Emo Outdoor Rehabilitation College

“Returning youths to the human race since 2002”

If you are a parent evaluating boarding schools for a teen struggling with the challenges of a vacuous Emo culture, you may feel overwhelmed by all the options available to you. Parents with troubled teens who have struggled with finding solutions sometimes feel as if they have no place to turn. Maybe you have tried a number of treatments or interventions to get an Emo kid back on track, yet still find the solutions fall far short of the mark.

Our hectic, fast-paced society makes it more difficult for young people to make the transition from childhood to adulthood. Rites of passage like national fitness drills and school dances that once helped teens understand the growing responsibilities that come with age no longer play a major part in our chaotic world. Children and teens get many of their messages about how to act from inappropriate sources - from an individual peer group or the larger peer culture.

Troubled teens are often confused and frightened. Their practiced poises of depression or indifference reflect their confusion and fear. The first step in saving a child from a self-destructive path of tight pants, black horn-rimmed glasses and messy, swooped hair style is to realize you need professional help.

What parents need to know about Emo:

In recent years the popular media has associated Emo with a stereotype that includes being emotional, sensitive, shy, introverted, or angsty. It is also associated with depression, self-injury, and suicide. Most importantly, it is associated with a combination of fashion marketing and a series of musical styles, all of which sucked tremendously on their own but gave new meaning to the word "fuckawful" when they combined into one, monstrous, marketing ploy.

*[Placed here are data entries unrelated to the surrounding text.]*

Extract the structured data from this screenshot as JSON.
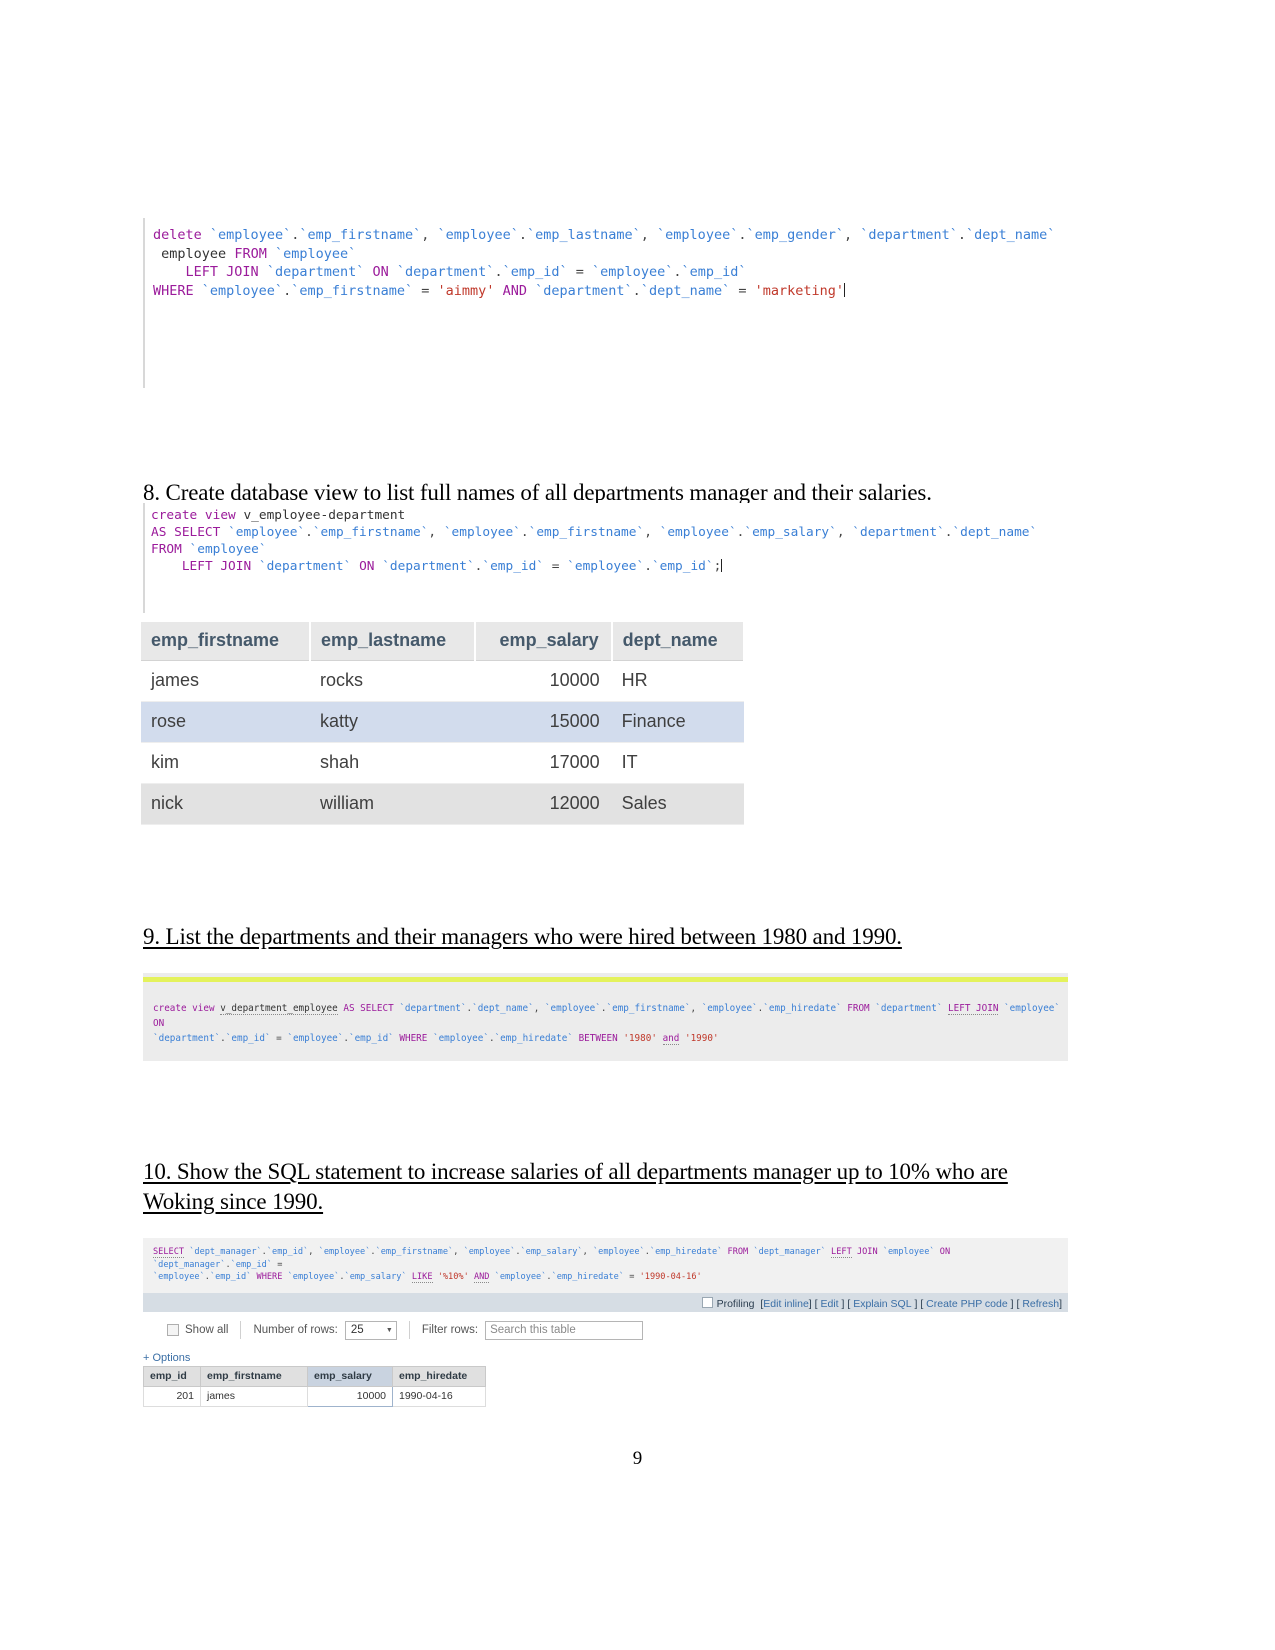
{
  "document": {
    "page_number": "9"
  },
  "block_delete": {
    "name": "delete-statement",
    "lines": [
      "delete `employee`.`emp_firstname`, `employee`.`emp_lastname`, `employee`.`emp_gender`, `department`.`dept_name`",
      " employee FROM `employee`",
      "    LEFT JOIN `department` ON `department`.`emp_id` = `employee`.`emp_id`",
      "WHERE `employee`.`emp_firstname` = 'aimmy' AND `department`.`dept_name` = 'marketing'"
    ]
  },
  "q8": {
    "heading": "8. Create database view to list full names of all departments manager and their salaries.",
    "code_lines": [
      "create view v_employee-department",
      "AS SELECT `employee`.`emp_firstname`, `employee`.`emp_firstname`, `employee`.`emp_salary`, `department`.`dept_name`",
      "FROM `employee`",
      "    LEFT JOIN `department` ON `department`.`emp_id` = `employee`.`emp_id`;"
    ],
    "table": {
      "columns": [
        "emp_firstname",
        "emp_lastname",
        "emp_salary",
        "dept_name"
      ],
      "rows": [
        [
          "james",
          "rocks",
          "10000",
          "HR"
        ],
        [
          "rose",
          "katty",
          "15000",
          "Finance"
        ],
        [
          "kim",
          "shah",
          "17000",
          "IT"
        ],
        [
          "nick",
          "william",
          "12000",
          "Sales"
        ]
      ]
    }
  },
  "q9": {
    "heading": "9. List the departments and their managers who were hired between 1980 and 1990.",
    "code": "create view v_department_employee AS SELECT `department`.`dept_name`, `employee`.`emp_firstname`, `employee`.`emp_hiredate` FROM `department` LEFT JOIN `employee` ON `department`.`emp_id` = `employee`.`emp_id` WHERE `employee`.`emp_hiredate` BETWEEN '1980' and '1990'"
  },
  "q10": {
    "heading": "10. Show the SQL statement to increase salaries of all departments manager up to 10% who are Woking since 1990.",
    "sql": "SELECT `dept_manager`.`emp_id`, `employee`.`emp_firstname`, `employee`.`emp_salary`, `employee`.`emp_hiredate` FROM `dept_manager` LEFT JOIN `employee` ON `dept_manager`.`emp_id` = `employee`.`emp_id` WHERE `employee`.`emp_salary` LIKE '%10%' AND `employee`.`emp_hiredate` = '1990-04-16'",
    "actionbar": {
      "profiling_label": "Profiling",
      "links": [
        "Edit inline",
        "Edit",
        "Explain SQL",
        "Create PHP code",
        "Refresh"
      ]
    },
    "toolbar": {
      "show_all_label": "Show all",
      "number_of_rows_label": "Number of rows:",
      "number_of_rows_value": "25",
      "filter_rows_label": "Filter rows:",
      "filter_placeholder": "Search this table"
    },
    "options_link": "+ Options",
    "result_table": {
      "columns": [
        "emp_id",
        "emp_firstname",
        "emp_salary",
        "emp_hiredate"
      ],
      "rows": [
        [
          "201",
          "james",
          "10000",
          "1990-04-16"
        ]
      ]
    }
  },
  "colors": {
    "keyword": "#9b1b9b",
    "identifier": "#3a7fd5",
    "string": "#c0392b",
    "table_header_bg": "#e8e8e8",
    "highlight_row": "#d2dced",
    "actionbar_bg": "#d6dde4",
    "q9_accent": "#e4f25c"
  }
}
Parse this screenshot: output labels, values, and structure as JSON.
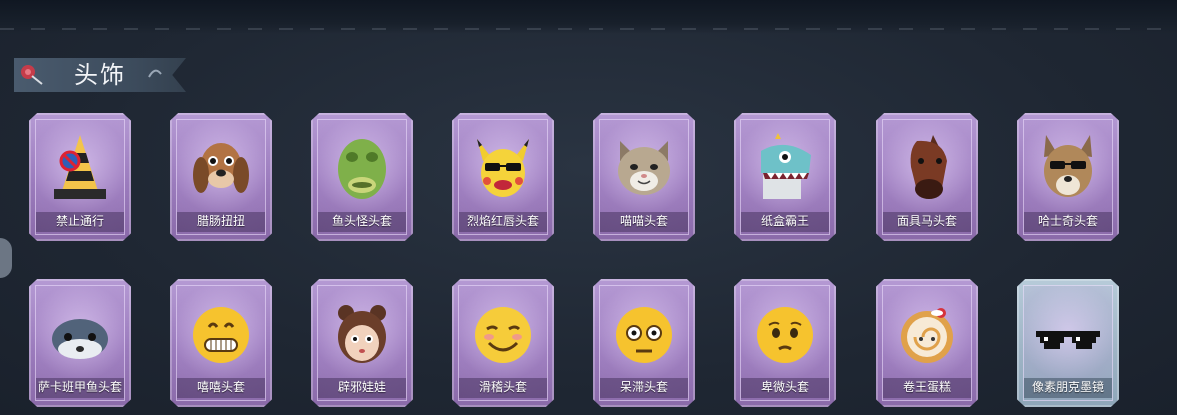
{
  "section": {
    "title": "头饰"
  },
  "items": [
    {
      "label": "禁止通行",
      "icon": "traffic-cone-icon"
    },
    {
      "label": "腊肠扭扭",
      "icon": "dachshund-mask-icon"
    },
    {
      "label": "鱼头怪头套",
      "icon": "fish-head-mask-icon"
    },
    {
      "label": "烈焰红唇头套",
      "icon": "pikachu-sunglasses-mask-icon"
    },
    {
      "label": "喵喵头套",
      "icon": "cat-mask-icon"
    },
    {
      "label": "纸盒霸王",
      "icon": "cardboard-dinosaur-mask-icon"
    },
    {
      "label": "面具马头套",
      "icon": "horse-mask-icon"
    },
    {
      "label": "哈士奇头套",
      "icon": "husky-sunglasses-mask-icon"
    },
    {
      "label": "萨卡班甲鱼头套",
      "icon": "sacabambaspis-mask-icon"
    },
    {
      "label": "嘻嘻头套",
      "icon": "grinning-emoji-mask-icon"
    },
    {
      "label": "辟邪娃娃",
      "icon": "doll-mask-icon"
    },
    {
      "label": "滑稽头套",
      "icon": "smirk-emoji-mask-icon"
    },
    {
      "label": "呆滞头套",
      "icon": "dazed-emoji-mask-icon"
    },
    {
      "label": "卑微头套",
      "icon": "pleading-emoji-mask-icon"
    },
    {
      "label": "卷王蛋糕",
      "icon": "roll-cake-icon"
    },
    {
      "label": "像素朋克墨镜",
      "icon": "pixel-sunglasses-icon"
    }
  ],
  "colors": {
    "card_purple": "#9b7bbd",
    "card_blue": "#9fb5c6",
    "banner": "#4a5b6e",
    "background": "#1f2733"
  }
}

Teens whose parents actively pursue help are the most likely to see a positive change.

What we offer:

We guarantee that upon the completion of our 4-month boot-camp including a two-week wilderness trek, your teenager will return home with a renewed sense of optimism and purpose.

Program Details:

1 Week Detoxification

  • New arrivals are taken to the facility barber, clothing and personal articles are collected by facility staff. Students are issued standardized collared shirts and blue jeans before spending several days starved in isolation chambers looking broody and deep in silence. iPods, eyeliner, hair products, cameras, cell-phones, pens, pencils, computers and parent’s credit cards are forbidden.

2 Weeks Breaking Down Barriers
  • Students are invited to discuss non-musical, non-romantic or non-depressing topics with each other. Suggested examples may include: wildebeest migration patterns, winning the lottery, carpentry, curling or String Theory.
  • Students engage in a series of non-Emo activities which include tennis, kite-flying, tractor pull and building an igloo (winter).

4 Weeks Situational Analysis
  • Students experience four week-long simulations of the life of a Sudanese mother, a fire-fighter, an emergency-ward nurse, a Chinese Falun Gong practitioner. Comparisons are made between their conspicuous consumption and suffering to those of their experiences.

2 Weeks Advanced Situational Analysis
  • Students spend one week at Fort Leonard Wood in Waynesville, Missouri. Students engage in character-building exercises that teach fitness, loyalty, duty, selfless service, honor, integrity and personal courage. Upon completion of their training at Fort Leonard Wood, they are to spend a week volunteering at an urban mission for the homeless.

2 Weeks Musical Appreciation
  • Students will be exposed to Elvis, Bob Dylan, Chuck Berry, The Grateful Dead, Led Zeppelin and Bob Marley amongst others. The importance of lyrical and melodic development will be stressed.

2 Weeks Group Therapy
  • Students will be invited to discuss how they are in fact loved by their friends and family, that life is pretty good for white middle-class Americans, and that they lack the knowledge and experience to understand the fleeting nature of their affections.

2 Weeks Purpose Finding
  • Students are invited to begin learning a skill, explore their own value systems and set objectives for what they seek to accomplish in their lifetimes.

2 Week Wilderness-Trek
  • Students will be taken on a camping expedition in a remote boreal preserve where they will participate in zip-lining, trust-exercises and cage-fighting with a 1,700 lb grizzly bear. Survivors will return to the facility for pickup.